Neil Oliver

A British state of mind

Picture credit: Getty

I was born British and as a British citizen I will live out my days. My nationality is a state of mind and I have no intention of changing either. I know who I am and what I love – and what I love is Britain, the whole place, every nook and cranny. This is my island. No pronouncement by any politician – here today and gone tomorrow – and no referendum on this or that issue of the day will have any effect on my understanding of myself and where I belong. It makes me feel better just to put those words down on the page.

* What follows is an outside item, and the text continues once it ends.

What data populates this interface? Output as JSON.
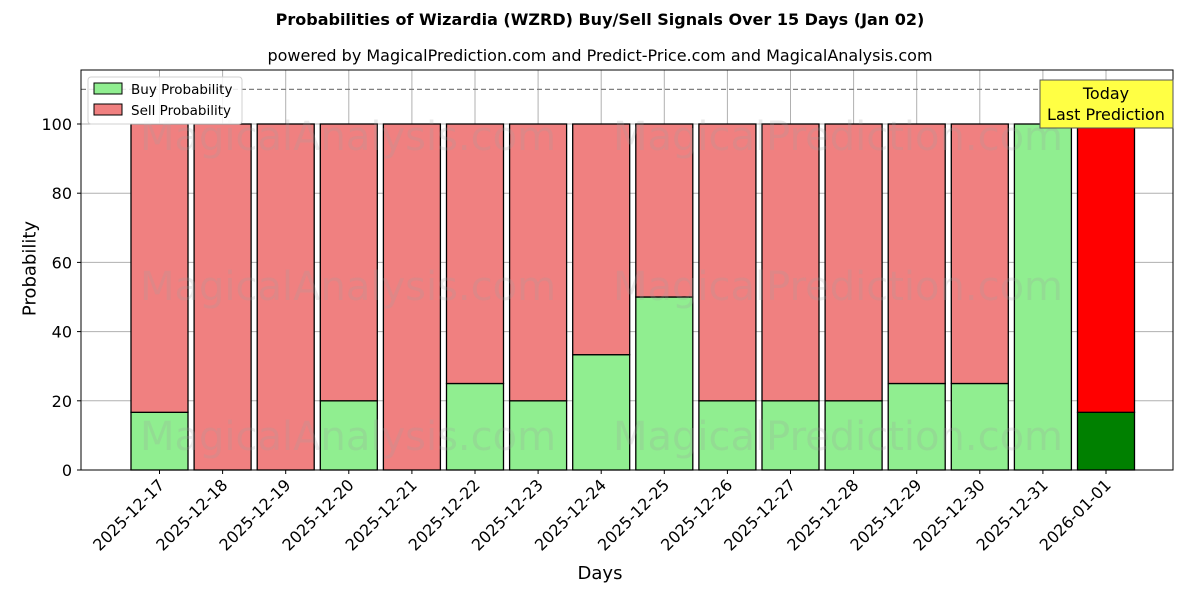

The Canadian anthropologist Wade Davis said, ‘The world into which you are born does not exist, not in any absolute sense, rather it is a model of reality.’ I listen to those words and realise that Britain does not exist either. Neither does England, Ireland, Scotland, Wales or any other country, not really. There are physical landscapes on the face of the Earth – made of dry land set apart from the sea. But the lines drawn and countries named are figments of collective imagination and made all the more meaningful as a result. They are what we say they are. The existence of our homelands is nothing more nor less than an act of will, and also of love. Just as creatures that once walked, swam or flew are long gone now, so there is a long list of countries that once were here but are here no longer … Sumer … Chimor … Kush … the list goes on and on. You might say that a country is a dream shared by its inhabitants. As long as enough of the inhabitants believe in the existence of Britain, or Scotland, or wherever, then the dream remains alive and the country in question is made real.